Division of Pulmonary and Critical Care Medicine, Department of Medicine, Samsung Medical Center, Sungkyunkwan University School of Medicine, 81 Irwon-Ro, Gangnam-Gu, Seoul, 06351, Republic of Korea.
Division of Allergy, Department of Medicine, Samsung Medical Center, Sungkyunkwan University School of Medicine, Seoul, South Korea.
BMC Microbiol. 2024 May 18;24(1):172. doi: 10.1186/s12866-024-03308-2.
We evaluated whether the sputum bacterial microbiome differs between nontuberculous mycobacteria pulmonary disease (NTM-PD) patients with stable disease not requiring antibiotic treatment and those requiring antibiotics.
We collected sputum samples from 21 clinically stable NTM-PD patients (stable group) and 14 NTM-PD patients needing antibiotic treatment (treatment group). We also obtained 13 follow-up samples from the stable group. We analyzed the 48 samples using 16S rRNA gene sequencing (V3-V4 region) and compared the groups.
In the linear discriminant analysis effect size (LEfSe) analysis, the species Porphyromonas pasteri, Haemophilus parahaemolyticus, Prevotella nanceiensis, and Gemella haemolysans were significantly more prevalent in the sputum of the stable group compared to the treatment group. No taxa showed significant differences in alpha-/beta-diversity or LEfSe between the 21 baseline and 13 follow-up sputum samples in the stable group. In the stable group, the genus Bergeyella and species Prevotella oris were less common in patients who achieved spontaneous culture conversion (n = 9) compared to those with persistent NTM positivity (n = 12) (effect size 3.04, p = 0.039 for Bergeyella; effect size 3.64, p = 0.033 for P. oris). In the treatment group, H. parainfluenzae was more common in patients with treatment success (n = 7) than in treatment-refractory patients (n = 7) (effect size 4.74, p = 0.013).

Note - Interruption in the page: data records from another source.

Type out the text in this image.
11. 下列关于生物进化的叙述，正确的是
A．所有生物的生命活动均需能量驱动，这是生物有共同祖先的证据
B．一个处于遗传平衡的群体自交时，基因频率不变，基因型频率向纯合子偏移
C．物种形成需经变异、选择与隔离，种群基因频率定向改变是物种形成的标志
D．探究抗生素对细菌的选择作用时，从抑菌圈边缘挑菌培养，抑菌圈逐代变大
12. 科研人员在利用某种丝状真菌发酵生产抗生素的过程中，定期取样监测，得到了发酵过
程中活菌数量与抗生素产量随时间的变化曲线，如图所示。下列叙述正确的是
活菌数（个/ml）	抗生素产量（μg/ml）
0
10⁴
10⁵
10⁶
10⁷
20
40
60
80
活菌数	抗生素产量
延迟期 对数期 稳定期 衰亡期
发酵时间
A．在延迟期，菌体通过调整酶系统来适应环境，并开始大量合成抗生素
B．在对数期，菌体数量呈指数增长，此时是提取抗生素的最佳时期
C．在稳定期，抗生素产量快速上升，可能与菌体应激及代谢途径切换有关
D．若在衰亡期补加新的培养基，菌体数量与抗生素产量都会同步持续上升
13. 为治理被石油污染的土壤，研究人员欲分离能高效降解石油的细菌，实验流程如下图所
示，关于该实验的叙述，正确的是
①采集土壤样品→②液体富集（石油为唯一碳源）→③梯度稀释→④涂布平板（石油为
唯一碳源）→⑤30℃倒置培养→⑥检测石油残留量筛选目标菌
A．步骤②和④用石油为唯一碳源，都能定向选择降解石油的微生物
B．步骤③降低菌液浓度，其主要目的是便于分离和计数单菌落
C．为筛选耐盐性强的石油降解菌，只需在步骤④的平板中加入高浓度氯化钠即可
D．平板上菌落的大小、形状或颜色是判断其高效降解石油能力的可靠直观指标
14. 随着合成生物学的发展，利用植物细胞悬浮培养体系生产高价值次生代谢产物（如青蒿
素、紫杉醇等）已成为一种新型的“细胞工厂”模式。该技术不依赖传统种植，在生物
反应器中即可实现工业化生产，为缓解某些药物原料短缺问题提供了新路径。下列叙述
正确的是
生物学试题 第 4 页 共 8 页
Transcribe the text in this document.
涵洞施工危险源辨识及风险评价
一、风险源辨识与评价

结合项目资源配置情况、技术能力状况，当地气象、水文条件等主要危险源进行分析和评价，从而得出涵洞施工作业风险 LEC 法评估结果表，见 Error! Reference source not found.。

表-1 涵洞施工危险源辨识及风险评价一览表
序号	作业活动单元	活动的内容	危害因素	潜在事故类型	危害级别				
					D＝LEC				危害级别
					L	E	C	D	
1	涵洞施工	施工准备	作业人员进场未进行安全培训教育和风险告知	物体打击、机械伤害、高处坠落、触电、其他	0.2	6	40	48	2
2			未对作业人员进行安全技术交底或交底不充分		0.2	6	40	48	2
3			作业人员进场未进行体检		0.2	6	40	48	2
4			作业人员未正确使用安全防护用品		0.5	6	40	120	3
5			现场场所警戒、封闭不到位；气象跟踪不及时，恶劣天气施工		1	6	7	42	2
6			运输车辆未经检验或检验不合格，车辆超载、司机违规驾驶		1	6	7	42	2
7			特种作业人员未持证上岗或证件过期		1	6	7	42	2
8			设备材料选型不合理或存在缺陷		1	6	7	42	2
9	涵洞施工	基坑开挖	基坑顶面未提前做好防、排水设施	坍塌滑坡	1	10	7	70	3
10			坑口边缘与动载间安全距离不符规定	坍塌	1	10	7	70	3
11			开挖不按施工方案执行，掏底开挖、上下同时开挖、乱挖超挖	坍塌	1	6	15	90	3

Our study identified distinct bacterial taxa in the sputum of NTM-PD patients based on disease status. These results suggest the presence of a microbial environment that helps maintain disease stability.
我们评估了病情稳定无需抗生素治疗的非结核分枝杆菌肺病(NTM-PD)患者与需要抗生素治疗的患者之间,其痰液细菌微生物组是否存在差异。
我们收集了 21 例临床稳定的 NTM-PD 患者(稳定组)和 14 例需要抗生素治疗的 NTM-PD 患者(治疗组)的痰液样本。我们还从稳定组获得了 13 份随访样本。我们使用 16S rRNA 基因测序(V3-V4 区)对 48 份样本进行了分析,并对两组进行了比较。
在线性判别分析效应量(LEfSe)分析中,与治疗组相比,物种牙龈卟啉单胞菌、副溶血嗜血杆菌、奈氏普雷沃菌和嗜血杆菌在稳定组的痰液中更为普遍。在稳定组的 21 份基线和 13 份随访痰液样本中,在 alpha-/beta-多样性或 LEfSe 方面没有观察到组间有显著差异。在稳定组中,与持续分枝杆菌阳性(n=12)的患者相比,自发培养转换(n=9)的患者中伯格氏菌属和普雷沃氏菌属或属更少(伯格氏菌属效应大小 3.04,p=0.039;普雷沃氏菌属效应大小 3.64,p=0.033)。在治疗组中,治疗成功(n=7)的患者比治疗失败(n=7)的患者中更常见副流感嗜血杆菌(效应大小 4.74,p=0.013)。
我们的研究根据疾病状况确定了 NTM-PD 患者痰液中的独特细菌分类群。这些结果表明存在维持疾病稳定的微生物环境。